My daughter asked me this the other day.
My answer is: most times, yes.
I’m going to elaborate in today’s post, and in the next two days’ as well.
Let’s get started–
what it is
A spinoff is when a company with multiple lines of business, say ABC, separates one line, say, C, and divests it.
lots of variations
There are two main separation techniques:
a) sale to another company, or
b) distribution to existing shareholders, who then own shares of now-AB + shares of C.
In the normal way Wall Street works, there are lots of varieties of both sale and distribution–a portion of the shares of C, all the shares of C, or a portion now followed by the rest later. In perhaps the most complicated case, a partial distribution cum IPO can be followed by a sale of the remainder into the open market. This means the proceeds of the follow-on sale go to the corporate coffers of AB.

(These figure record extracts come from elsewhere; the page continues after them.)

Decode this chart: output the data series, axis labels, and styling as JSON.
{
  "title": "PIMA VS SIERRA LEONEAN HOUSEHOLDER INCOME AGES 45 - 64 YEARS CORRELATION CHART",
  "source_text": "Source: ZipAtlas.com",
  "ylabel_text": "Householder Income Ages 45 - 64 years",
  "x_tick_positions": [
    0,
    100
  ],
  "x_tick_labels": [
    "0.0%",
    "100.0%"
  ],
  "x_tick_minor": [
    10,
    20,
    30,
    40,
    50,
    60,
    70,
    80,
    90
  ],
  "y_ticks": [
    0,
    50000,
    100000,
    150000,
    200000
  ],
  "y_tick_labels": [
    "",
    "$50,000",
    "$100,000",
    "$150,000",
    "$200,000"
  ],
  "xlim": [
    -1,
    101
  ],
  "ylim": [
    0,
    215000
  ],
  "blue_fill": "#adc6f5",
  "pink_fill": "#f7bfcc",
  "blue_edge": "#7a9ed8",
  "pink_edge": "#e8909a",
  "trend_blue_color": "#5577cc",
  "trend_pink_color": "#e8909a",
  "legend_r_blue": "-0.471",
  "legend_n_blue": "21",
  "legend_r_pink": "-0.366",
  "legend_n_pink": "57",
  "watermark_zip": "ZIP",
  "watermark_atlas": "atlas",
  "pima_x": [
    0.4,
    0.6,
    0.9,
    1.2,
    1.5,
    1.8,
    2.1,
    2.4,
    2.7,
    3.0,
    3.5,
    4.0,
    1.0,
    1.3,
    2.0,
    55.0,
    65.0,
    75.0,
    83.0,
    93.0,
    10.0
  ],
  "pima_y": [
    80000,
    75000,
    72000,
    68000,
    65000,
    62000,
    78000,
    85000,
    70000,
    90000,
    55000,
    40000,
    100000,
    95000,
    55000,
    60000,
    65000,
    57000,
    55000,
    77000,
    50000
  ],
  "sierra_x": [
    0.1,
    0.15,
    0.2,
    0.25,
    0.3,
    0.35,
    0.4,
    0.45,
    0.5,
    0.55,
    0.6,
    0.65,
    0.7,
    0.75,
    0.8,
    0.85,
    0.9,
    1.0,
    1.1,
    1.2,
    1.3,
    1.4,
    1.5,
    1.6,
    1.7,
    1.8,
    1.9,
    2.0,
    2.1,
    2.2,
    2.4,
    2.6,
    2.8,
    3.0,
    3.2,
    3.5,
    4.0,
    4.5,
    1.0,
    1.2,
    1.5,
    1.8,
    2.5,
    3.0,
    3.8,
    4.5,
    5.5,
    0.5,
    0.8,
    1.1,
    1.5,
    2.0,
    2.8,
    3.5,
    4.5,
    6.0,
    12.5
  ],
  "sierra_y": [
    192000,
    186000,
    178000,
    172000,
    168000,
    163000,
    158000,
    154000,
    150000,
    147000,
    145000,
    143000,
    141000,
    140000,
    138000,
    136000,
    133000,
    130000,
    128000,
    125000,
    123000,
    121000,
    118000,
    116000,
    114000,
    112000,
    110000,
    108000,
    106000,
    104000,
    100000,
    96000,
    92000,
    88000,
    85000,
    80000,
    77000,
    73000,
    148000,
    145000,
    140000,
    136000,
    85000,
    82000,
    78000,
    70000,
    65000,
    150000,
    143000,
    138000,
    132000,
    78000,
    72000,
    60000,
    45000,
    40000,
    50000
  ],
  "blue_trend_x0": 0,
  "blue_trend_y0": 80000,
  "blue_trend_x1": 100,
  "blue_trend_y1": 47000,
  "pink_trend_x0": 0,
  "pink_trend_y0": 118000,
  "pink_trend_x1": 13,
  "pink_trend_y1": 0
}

This can happen in a number of ways. The one I’ll write about today is for publicly traded companies only. It’s the portfolio effect.
It’s the idea that any publicly traded multi-line company is like a portfolio of mono-line firms in the eyes of a professional equity portfolio manager who might be thinking of buying shares for his clients.
A PM may be looking to establish a position in industry A. Maybe he thinks that low oil prices will be with us for longer than most people think and that he should add to his holdings in petrochemical companies because of this. He’s interested in pure petrochemicals plays. At the same time, he does not want exposure to oil and gas exploration and production. So a hydrocarbon conglomerate like any of the large integrated oil companies–which have both exploration and chemicals–raises conflicting emotions.
He is willing to pay a full price for the chemicals …but you have to compensate him for being forced to take the exploration business he doesn’t want..
At the same time, there may be PMs with the opposite view. They’re willing to pay up for the exploration but don’t want the chemicals at all.
Both PMs are stuck with stuff they actively don’t want if they buy the conglomerate. So, in theory–and most often in practice–the stock market value of the business AB is less than if both A and B traded separately.
One might argue that there’s some hedging value to having both a part that benefits from higher hydrocarbon prices and one that benefits from lower. Maybe, although it’s not my cup of tea.
Even so, there are plenty of companies with completely unconnected lines. Take Swire Pacific in Hong Kong. The modern iteration of one of the old British opium companies, it consists basically of property and an airline, Cathay Pacific. When it announced years ago it was spinning off a portion of the airline– creating a pure play transportation stock + a purer property play, the stock went up by 40% in anticipation of the portfolio effect. Airline buyers would no longer be stuck with office buildings; property buyers would no longer be stuck with an airline.